I do need to be more romantic and do things that show my sweetheart that I am still attracted to him and in Love with him.  I think that women need to do that as much as the men do.  We've decided that we will each plan a date every other weekend.  That way it isn't all put on his shoulders.  I guess I'll have to find ideas on Pinterest and such.

I look forward to this new part of our life together.  I look at it as an adventure and I think it will be fun!  I still love doing things with our family, but I know they all have their lives and their families that they need to do things with.  So we won't do as much with them as we used to and that's ok.  I look forward to the trips and quiet nights and rowdy ballgames, and walks in the area, and movie nights, and just all of the time we will have together from now on.  I Love my sweet husband.  He is so dear to my heart.  I feel blessed to be able to get to know him this way!!

October 18, 2013

Bitter-Sweet Days

We all have them in our lives, those bitter-sweet days.  This last Wednesday was one.  We took our daughter to the Provo MTC where she left to serve the Lord in spreading His Gospel to the lucky people of Tallahassee Florida.

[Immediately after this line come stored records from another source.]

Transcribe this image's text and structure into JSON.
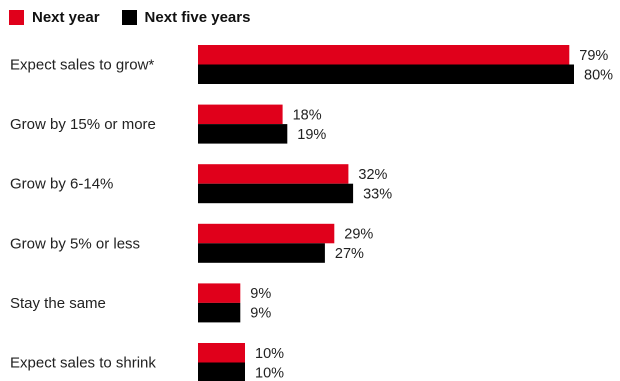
{
  "chart_data": {
    "type": "bar",
    "orientation": "horizontal",
    "categories": [
      "Expect sales to grow*",
      "Grow by 15% or more",
      "Grow by 6-14%",
      "Grow by 5% or less",
      "Stay the same",
      "Expect sales to shrink"
    ],
    "series": [
      {
        "name": "Next year",
        "color": "#e0001b",
        "values": [
          79,
          18,
          32,
          29,
          9,
          10
        ],
        "value_labels": [
          "79%",
          "18%",
          "32%",
          "29%",
          "9%",
          "10%"
        ]
      },
      {
        "name": "Next five years",
        "color": "#000000",
        "values": [
          80,
          19,
          33,
          27,
          9,
          10
        ],
        "value_labels": [
          "80%",
          "19%",
          "33%",
          "27%",
          "9%",
          "10%"
        ]
      }
    ],
    "xlim": [
      0,
      80
    ],
    "title": "",
    "xlabel": "",
    "ylabel": "",
    "grid": false,
    "legend_position": "top-left"
  }
}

I've done this two times before with my sons.  But this time was a bit different.  This was my daughter and not only that she is my baby.  So I had a little bit of a hard time sending her on her way.  I know she will do well, but when I was holding her in my arms saying good-bye knowing I won't see her for 18 months was hard.  I've been doing so many things with her for so long I just had a hard time knowing I now have to start doing my own thing on my own.  She really made my life fun.  But knowing that this is where she wants to be and knowing how much it will do for her I couldn't not be happy for her.  She was so excited!

The rest of the day my sweet husband and I spent together.  We drove up around the Alpine Loop and it was beautiful.


We spent time shopping at the Outlets at Traverse Mountain, and that was fun.  My husband let me spoil him a bit.  I even got some earrings for myself.  We then walked through Cabela's which we've not done before.  We went to dinner and then decided to go to a pre-season Jazz game.  We stayed pretty busy so that we wouldn't have to go home and miss our daughter.







It's weird walking past her room where everything is all just the same.  My husband cleaned out her car today so we can sell it.  I found an earring she lost and couldn't find.  So life is moving forward and I can't wait to get our first email from her to know she is doing well (which I'm sure she is).  This will take some time getting used to, but by the time she gets home I think it will probably be strange having her back home.

We sure love our sweet girl.  I miss her dearly, but wouldn't ask her to be doing anything different than what she is doing right now!  She is amazing and will be a fantastic missionary.  She has a strong testimony and a burning desire to share it.  I'm so proud of her!!